OURO PRETO MONUMENTO MUNDIAL
A 21 de abril de 1981, quando Ouro Preto recebia o título de Monumento Mundial, o Governo do Estado de Minas Gerais e a Fundação Roberto Marinho prestaram homenagem a Amadou-Mahtar M'Bow, Diretor Geral da UNESCO, com um concerto da Orquestra Ribeiro Bastos. Este concerto, que tinha por objetivo ligar a música setecentista mineira àquela celebração, incluía obras curtas de José Joaquim Emerico Lobo de Mesquita, Jerônimo de Souza Lobo e Padre João de Deus Castro Lobo, além da primeira audição integral contemporânea do concerto da Missa a 5 vozes, de Antônio dos Santos Cunha. Mostrando esses momentos de criação mineira setecentista, a Orquestra Ribeiro Bastos de São João del-Rei — uma das raras corporações musicais do século XVIII ainda atuantes — mostrava-se como exemplo concreto de notável fenômeno de sobrevivência cultural. Excepcionalmente, a orquestra contava com a participação de quarteto vocal estranho a seus quadros, justificando-se o fato pelo desejo de render homenagem ao Conservatório Brasileiro de Música em seu 45º aniversário. Na Missa Solene comemorativa deste aniversário, dias depois, na Antiga Sé do Rio de Janeiro, foi repetida a execução da Missa de Santos Cunha, com os mesmos solistas, todos ligados ao Conservatório Brasileiro de Música.
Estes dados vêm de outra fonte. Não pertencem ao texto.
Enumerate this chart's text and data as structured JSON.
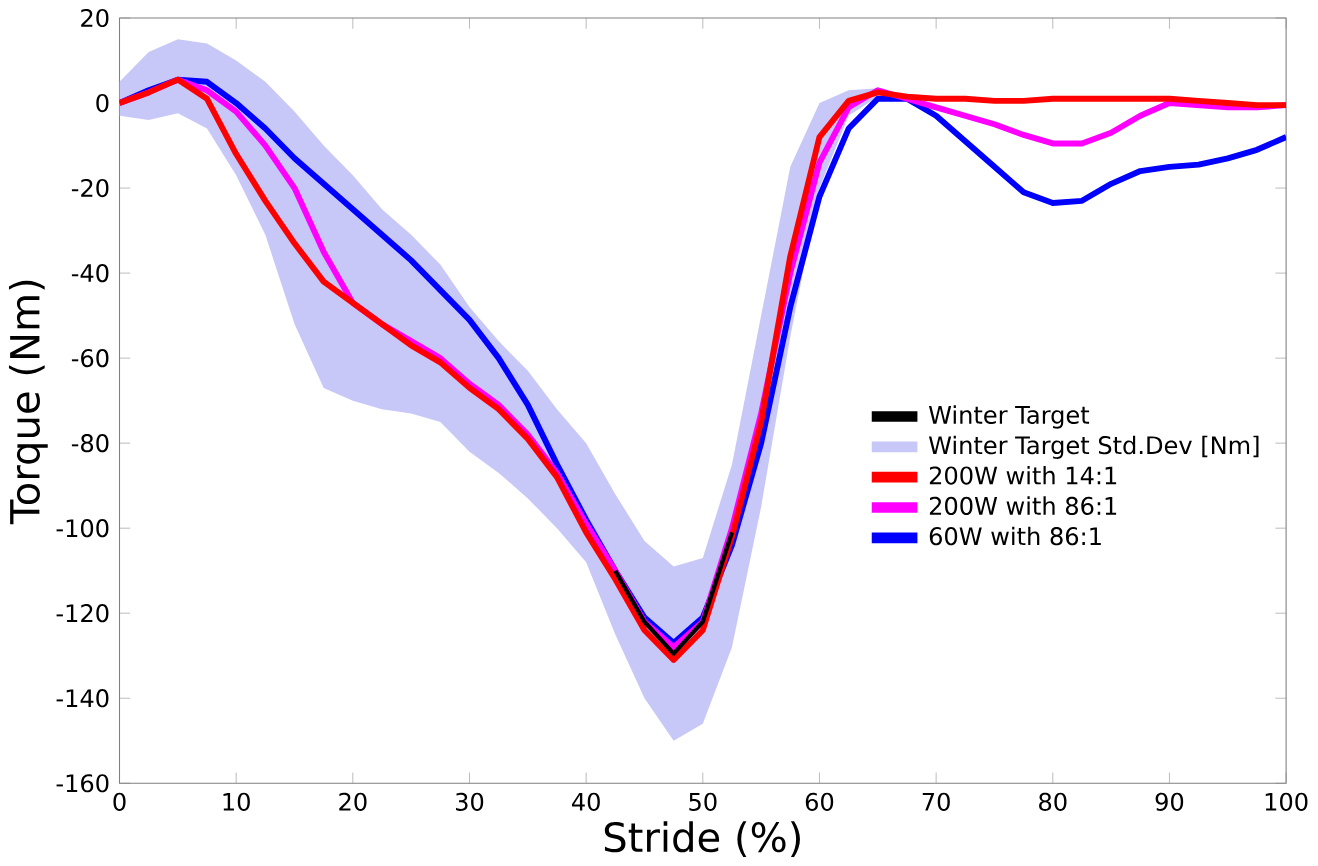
{
  "chart_data": {
    "type": "line",
    "xlabel": "Stride (%)",
    "ylabel": "Torque (Nm)",
    "xlim": [
      0,
      100
    ],
    "ylim": [
      -160,
      20
    ],
    "xticks": [
      0,
      10,
      20,
      30,
      40,
      50,
      60,
      70,
      80,
      90,
      100
    ],
    "yticks": [
      -160,
      -140,
      -120,
      -100,
      -80,
      -60,
      -40,
      -20,
      0,
      20
    ],
    "legend": "right",
    "annotations": [
      "Winter Target Std.Dev [Nm]"
    ],
    "grid": false,
    "marker": "none",
    "line_style": "solid",
    "x": [
      0,
      2.5,
      5,
      7.5,
      10,
      12.5,
      15,
      17.5,
      20,
      22.5,
      25,
      27.5,
      30,
      32.5,
      35,
      37.5,
      40,
      42.5,
      45,
      47.5,
      50,
      52.5,
      55,
      57.5,
      60,
      62.5,
      65,
      67.5,
      70,
      72.5,
      75,
      77.5,
      80,
      82.5,
      85,
      87.5,
      90,
      92.5,
      95,
      97.5,
      100
    ],
    "series": [
      {
        "name": "Winter Target",
        "color": "#000000",
        "values": [
          null,
          null,
          null,
          null,
          null,
          null,
          null,
          null,
          null,
          null,
          null,
          null,
          null,
          null,
          null,
          null,
          null,
          -110,
          -122,
          -129.5,
          -122,
          -101,
          null,
          null,
          null,
          null,
          null,
          null,
          null,
          null,
          null,
          null,
          null,
          null,
          null,
          null,
          null,
          null,
          null,
          null,
          null
        ],
        "upper": [
          5,
          12,
          15,
          14,
          10,
          5,
          -2,
          -10,
          -17,
          -25,
          -31,
          -38,
          -48,
          -56,
          -63,
          -72,
          -80,
          -92,
          -103,
          -109,
          -107,
          -85,
          -50,
          -15,
          0,
          3,
          3.5,
          null,
          null,
          null,
          null,
          null,
          null,
          null,
          null,
          null,
          null,
          null,
          null,
          null,
          null
        ],
        "lower": [
          -3,
          -4,
          -2.4,
          -6,
          -17,
          -31,
          -52,
          -67,
          -70,
          -72,
          -73,
          -75,
          -82,
          -87,
          -93,
          -100,
          -108,
          -125,
          -140,
          -150,
          -146,
          -128,
          -95,
          -55,
          -20,
          -3,
          1.5,
          null,
          null,
          null,
          null,
          null,
          null,
          null,
          null,
          null,
          null,
          null,
          null,
          null,
          null
        ]
      },
      {
        "name": "200W with 14:1",
        "color": "#ff0000",
        "values": [
          0,
          2.5,
          5.5,
          1,
          -12,
          -23,
          -33,
          -42,
          -47,
          -52,
          -57,
          -61,
          -67,
          -72,
          -79,
          -88,
          -101,
          -112,
          -124,
          -131,
          -124,
          -102,
          -75,
          -36,
          -8,
          0.5,
          2.5,
          1.5,
          1,
          1,
          0.5,
          0.5,
          1,
          1,
          1,
          1,
          1,
          0.5,
          0,
          -0.5,
          -0.5
        ]
      },
      {
        "name": "200W with 86:1",
        "color": "#ff00ff",
        "values": [
          0,
          2.5,
          5.5,
          3,
          -2,
          -10,
          -20,
          -35,
          -47,
          -52,
          -56,
          -60,
          -66,
          -71,
          -78,
          -87,
          -99,
          -110,
          -122,
          -128,
          -122,
          -100,
          -73,
          -40,
          -14,
          -1,
          3,
          1,
          -1,
          -3,
          -5,
          -7.5,
          -9.5,
          -9.5,
          -7,
          -3,
          0,
          -0.5,
          -1,
          -1,
          -0.5
        ]
      },
      {
        "name": "60W with 86:1",
        "color": "#0000ff",
        "values": [
          0,
          3,
          5.5,
          5,
          0,
          -6,
          -13,
          -19,
          -25,
          -31,
          -37,
          -44,
          -51,
          -60,
          -71,
          -85,
          -98,
          -110,
          -121,
          -127,
          -121,
          -104,
          -80,
          -48,
          -22,
          -6,
          1,
          1,
          -3,
          -9,
          -15,
          -21,
          -23.5,
          -23,
          -19,
          -16,
          -15,
          -14.5,
          -13,
          -11,
          -8
        ]
      }
    ]
  }
}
Este disco documenta o concerto realizado em Ouro Preto, limitando-se, por razões práticas, à obra de Santos Cunha. Com este disco, a Orquestra Ribeiro Bastos dá continuidade à sua proposta de registros fonográficos, direto e sem retoque, de seu repertorio, em realização que tem como maior mérito o fato de constituir-se em verdadeiro documento musicológico.